1992 wurden die ersten Voruntersuchungen für den Bau einer Fehmarnbelt-Verbindung eingeleitet. 2015 hat das dänische Parlament ein Baugesetz verabschiedet. 2019 ist der Planfeststellungsbeschluss für den Fehmarnbelt-Tunnel in Deutschland ergangen.

August 2019

Am 1. August 2019 trifft der dänische Verkehrsminister Benny Engelbrecht (S) den Verkehrsminister von Schleswig-Holstein Bernd Buchholz in Rødbyhavn, wo sie die eingeleiteten Baumaßnahmen auf der Baustelle besichtigen und die Unterstützung des Vorhabens Feste Fehmarnbeltquerung und dessen Umsetzungsprozess durch ihre jeweiligen Regierungen nachdrücklich bekräftigen. Bernd Buchholz sagt, dass das Bundesverwaltungsgericht in Leipzig die mündlichen Verhandlungen der eingereichten Rechtsbeschwerden über den Planfeststellungsbeschluss des Fehmarnbeltprojekts erwartungsgemäß 2020 durchführen wird.

April 2019

Am 12. April 2019 wird Femern A/S vom Amt für Planfeststellung in Schleswig-Holstein, APV-SH eine sogenannte sofortige Vollziehung zur Durchführung einer Reihe bauvorbereitender Arbeiten im Baubereich bei Puttgarden auf Fehmarn erteilt. Die ersten umweltbezogenen Arbeiten der Fehmarnbeltquerung auf deutscher Seite beginnen.

März 2019

Am 26. März 2019 legt Femern A/S einen Plan für die weiteren Arbeiten im Projekt vor, und der politische Unterstützerkreis des Projekts der festen Querung über den Fehmarnbelt schließt einen politischen Vertrag über den Beginn der Bauarbeiten der Fehmarnbeltquerung in Dänemark ab. Mit dem Vertrag wird Femern A/S ersucht, Verträge hinsichtlich der Einleitung der ersten Bauaktivitäten auf Lolland mit den Baukonsortien Femern Link Contractors und Fehmarn Belt Contractors abzuschließen:

  • Einrichtung eines Arbeitshafens bei Rødbyhavn
  • Bau von Teilen der großen Tunnelelementfabrik bei Rødbyhavn
  • Errichtung des Tunnelportals auf Lolland
  • Einrichtung von Wohn- und Verwaltungsräumlichkeiten
  • Bestellen spezieller maritimer Ausrüstung
  • Weitere kleinere vorbereitende Arbeiten

Link: https://www.trm.dk/da/nyheder/2019/anlaegsarbejdet-med-femern-baeltforbindelsen-saettes-i-gang-paa-dansk-side

Februar 2019

Am 6. Februar 2019 erhält Femern A/S den endgültigen unterzeichneten Planfeststellungsbeschluss des Vorhabens Feste Fehmarnbeltquerung vom Amt für Planfeststellung in Schleswig-Holstein, APV-SH. Der Planfeststellungsbeschluss umfasst insgesamt 1.346 Seiten und markiert den Abschluss eines gut fünfjährigen Verfahrens seit Abgabe des Projektantrags 2013. Dieses Verfahren beinhaltete zwei umfassende öffentliche Anhörungsverfahren zum Projektantrag in Deutschland.

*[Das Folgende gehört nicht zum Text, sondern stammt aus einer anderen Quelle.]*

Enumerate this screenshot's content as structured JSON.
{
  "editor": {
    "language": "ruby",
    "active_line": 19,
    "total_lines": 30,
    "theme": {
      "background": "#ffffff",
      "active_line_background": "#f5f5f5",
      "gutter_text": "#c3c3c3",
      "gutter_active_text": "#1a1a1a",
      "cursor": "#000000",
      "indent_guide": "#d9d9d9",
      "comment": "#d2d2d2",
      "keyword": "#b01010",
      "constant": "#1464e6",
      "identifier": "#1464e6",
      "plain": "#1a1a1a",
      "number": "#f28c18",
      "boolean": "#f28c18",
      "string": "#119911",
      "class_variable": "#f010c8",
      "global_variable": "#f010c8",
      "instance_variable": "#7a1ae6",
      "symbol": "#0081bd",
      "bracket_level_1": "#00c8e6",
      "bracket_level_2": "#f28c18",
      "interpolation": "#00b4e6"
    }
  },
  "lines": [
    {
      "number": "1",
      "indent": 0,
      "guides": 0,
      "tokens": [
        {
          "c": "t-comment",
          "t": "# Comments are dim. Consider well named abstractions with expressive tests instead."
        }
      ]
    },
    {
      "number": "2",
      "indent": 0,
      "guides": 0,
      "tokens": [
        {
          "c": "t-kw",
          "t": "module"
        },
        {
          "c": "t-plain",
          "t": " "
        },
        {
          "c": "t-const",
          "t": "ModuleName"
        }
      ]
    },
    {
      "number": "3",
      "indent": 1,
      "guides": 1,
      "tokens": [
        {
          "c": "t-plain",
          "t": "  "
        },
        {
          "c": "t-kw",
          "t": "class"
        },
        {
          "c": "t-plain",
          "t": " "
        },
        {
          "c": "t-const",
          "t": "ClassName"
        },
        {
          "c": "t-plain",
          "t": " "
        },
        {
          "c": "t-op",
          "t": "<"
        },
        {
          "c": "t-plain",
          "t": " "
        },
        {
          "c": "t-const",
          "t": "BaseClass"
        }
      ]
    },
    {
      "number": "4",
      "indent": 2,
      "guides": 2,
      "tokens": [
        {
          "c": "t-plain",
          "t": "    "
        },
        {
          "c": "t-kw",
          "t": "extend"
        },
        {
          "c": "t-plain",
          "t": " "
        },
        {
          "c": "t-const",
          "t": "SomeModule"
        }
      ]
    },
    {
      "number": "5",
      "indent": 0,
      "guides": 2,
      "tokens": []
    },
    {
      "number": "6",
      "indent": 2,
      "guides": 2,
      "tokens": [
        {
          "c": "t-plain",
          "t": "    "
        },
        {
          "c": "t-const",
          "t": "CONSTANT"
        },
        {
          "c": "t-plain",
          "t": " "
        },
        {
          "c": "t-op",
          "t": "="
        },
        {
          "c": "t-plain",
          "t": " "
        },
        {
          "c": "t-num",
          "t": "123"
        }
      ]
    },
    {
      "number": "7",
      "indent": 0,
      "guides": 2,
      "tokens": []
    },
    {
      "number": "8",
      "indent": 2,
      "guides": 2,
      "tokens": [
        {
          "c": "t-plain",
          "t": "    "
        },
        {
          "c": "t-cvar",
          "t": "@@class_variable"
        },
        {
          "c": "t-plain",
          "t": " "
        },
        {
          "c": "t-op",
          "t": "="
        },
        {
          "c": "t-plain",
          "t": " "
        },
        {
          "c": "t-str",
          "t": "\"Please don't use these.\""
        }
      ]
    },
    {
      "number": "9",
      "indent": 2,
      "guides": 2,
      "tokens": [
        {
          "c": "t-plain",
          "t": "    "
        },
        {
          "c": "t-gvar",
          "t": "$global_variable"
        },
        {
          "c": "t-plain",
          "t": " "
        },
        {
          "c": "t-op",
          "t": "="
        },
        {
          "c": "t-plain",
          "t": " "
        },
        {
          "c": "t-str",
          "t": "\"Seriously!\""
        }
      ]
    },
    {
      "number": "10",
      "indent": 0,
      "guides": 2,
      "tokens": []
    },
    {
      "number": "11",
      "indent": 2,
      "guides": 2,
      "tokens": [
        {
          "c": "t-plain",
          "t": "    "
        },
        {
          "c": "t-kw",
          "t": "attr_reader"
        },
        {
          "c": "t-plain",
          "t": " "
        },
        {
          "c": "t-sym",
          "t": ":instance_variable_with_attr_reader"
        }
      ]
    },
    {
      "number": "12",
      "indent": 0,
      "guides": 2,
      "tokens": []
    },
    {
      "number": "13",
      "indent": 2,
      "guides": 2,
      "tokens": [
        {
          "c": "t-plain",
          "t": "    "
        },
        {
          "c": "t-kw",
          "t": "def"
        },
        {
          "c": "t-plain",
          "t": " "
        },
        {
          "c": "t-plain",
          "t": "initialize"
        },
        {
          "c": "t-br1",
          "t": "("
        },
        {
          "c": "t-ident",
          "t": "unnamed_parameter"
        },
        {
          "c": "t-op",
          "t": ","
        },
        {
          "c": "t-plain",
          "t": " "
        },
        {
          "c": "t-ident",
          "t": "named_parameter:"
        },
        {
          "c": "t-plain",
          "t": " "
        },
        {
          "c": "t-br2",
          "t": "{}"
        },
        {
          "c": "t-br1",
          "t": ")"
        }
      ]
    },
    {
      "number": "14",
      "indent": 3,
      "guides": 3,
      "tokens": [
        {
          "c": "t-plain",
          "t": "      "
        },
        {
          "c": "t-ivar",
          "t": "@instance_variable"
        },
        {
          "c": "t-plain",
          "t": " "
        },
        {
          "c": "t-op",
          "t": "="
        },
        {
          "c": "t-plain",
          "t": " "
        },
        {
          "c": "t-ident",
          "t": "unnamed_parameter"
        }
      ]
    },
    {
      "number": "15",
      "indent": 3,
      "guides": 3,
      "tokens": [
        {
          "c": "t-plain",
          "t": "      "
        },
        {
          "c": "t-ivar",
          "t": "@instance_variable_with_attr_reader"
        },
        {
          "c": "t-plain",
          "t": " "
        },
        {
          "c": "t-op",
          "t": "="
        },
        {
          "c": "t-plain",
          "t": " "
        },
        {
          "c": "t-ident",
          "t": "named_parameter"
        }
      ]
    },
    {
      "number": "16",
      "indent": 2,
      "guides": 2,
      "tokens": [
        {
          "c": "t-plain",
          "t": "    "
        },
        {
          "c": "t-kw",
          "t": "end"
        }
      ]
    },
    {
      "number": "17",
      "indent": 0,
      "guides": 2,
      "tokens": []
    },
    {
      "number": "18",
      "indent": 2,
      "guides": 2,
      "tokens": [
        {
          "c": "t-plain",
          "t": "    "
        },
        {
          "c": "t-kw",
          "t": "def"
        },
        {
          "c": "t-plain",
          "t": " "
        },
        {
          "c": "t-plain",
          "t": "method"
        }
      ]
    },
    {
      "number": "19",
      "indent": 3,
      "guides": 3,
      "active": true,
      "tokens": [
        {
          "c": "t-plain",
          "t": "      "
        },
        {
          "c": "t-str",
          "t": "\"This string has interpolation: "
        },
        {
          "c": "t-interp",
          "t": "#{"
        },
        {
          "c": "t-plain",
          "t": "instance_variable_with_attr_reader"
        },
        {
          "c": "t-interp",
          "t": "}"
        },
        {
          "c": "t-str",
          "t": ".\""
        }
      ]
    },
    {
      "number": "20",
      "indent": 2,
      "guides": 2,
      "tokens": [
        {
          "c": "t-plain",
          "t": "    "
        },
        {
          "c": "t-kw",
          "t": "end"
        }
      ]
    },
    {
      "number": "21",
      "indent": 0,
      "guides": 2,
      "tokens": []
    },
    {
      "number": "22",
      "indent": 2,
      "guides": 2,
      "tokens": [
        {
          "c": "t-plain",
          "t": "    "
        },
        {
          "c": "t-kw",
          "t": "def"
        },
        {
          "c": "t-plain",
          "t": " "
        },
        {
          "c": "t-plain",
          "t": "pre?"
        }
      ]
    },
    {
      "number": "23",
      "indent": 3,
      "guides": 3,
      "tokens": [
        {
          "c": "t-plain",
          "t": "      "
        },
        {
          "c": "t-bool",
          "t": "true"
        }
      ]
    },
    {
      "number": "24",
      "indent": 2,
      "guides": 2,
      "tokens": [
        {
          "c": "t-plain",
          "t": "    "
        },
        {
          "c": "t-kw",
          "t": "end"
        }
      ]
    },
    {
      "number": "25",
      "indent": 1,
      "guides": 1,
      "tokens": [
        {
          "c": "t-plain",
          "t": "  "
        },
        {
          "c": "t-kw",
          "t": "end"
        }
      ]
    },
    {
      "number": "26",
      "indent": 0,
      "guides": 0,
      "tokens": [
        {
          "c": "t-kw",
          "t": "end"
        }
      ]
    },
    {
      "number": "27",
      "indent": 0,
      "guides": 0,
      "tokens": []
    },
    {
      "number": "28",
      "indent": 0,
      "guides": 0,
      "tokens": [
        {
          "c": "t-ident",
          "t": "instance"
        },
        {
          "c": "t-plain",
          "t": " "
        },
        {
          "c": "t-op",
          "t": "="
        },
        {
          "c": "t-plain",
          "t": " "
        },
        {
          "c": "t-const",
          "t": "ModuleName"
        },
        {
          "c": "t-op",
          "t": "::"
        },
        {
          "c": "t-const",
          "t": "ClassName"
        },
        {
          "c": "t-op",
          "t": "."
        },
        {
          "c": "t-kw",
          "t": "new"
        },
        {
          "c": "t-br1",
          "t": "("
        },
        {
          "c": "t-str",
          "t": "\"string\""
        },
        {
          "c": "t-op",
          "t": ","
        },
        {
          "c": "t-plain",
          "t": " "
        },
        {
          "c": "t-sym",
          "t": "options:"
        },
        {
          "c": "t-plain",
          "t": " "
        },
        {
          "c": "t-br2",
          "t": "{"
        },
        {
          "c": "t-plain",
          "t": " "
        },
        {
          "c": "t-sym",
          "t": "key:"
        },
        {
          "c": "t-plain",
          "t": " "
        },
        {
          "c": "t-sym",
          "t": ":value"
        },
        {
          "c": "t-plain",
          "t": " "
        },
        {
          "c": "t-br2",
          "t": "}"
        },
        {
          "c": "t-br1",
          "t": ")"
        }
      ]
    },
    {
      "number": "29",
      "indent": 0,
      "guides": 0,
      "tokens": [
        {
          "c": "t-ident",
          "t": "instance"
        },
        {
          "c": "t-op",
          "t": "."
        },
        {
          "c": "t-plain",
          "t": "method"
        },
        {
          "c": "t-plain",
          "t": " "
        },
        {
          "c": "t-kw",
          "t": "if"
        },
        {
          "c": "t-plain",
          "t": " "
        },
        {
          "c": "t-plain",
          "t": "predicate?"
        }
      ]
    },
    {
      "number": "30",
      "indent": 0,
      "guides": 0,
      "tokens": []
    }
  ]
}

Durch den deutschen Planfeststellungsbeschluss besteht Einigkeit zwischen dem dänischen Staat (Femern A/S) und den Behörden in Deutschland darüber, wie das Vorhaben konkret durchzuführen ist, und wie die Bauarbeiten erfolgen sollen.

In Deutschland ist es üblich, dass die Gegner eines Infrastrukturprojekts vor dem Verwaltungsgericht Klage gegen den Planfeststellungsbeschluss des Projekts einlegen. Dies wurde im Zeitplan des Projekts berücksichtigt.

Dezember 2018

Am 28. Dezember 2018 erhält Femern A/S den unterschriftsreifen administrativen Planfeststellungsbeschluss vom Amt für Planfeststellung in Schleswig-Holstein, APV-SH. Femern A/S hat hiernach 14 Tage Zeit, um konkrete und redaktionelle Anmerkungen zum Beschluss zu machen, bevor dieser unterzeichnet wird.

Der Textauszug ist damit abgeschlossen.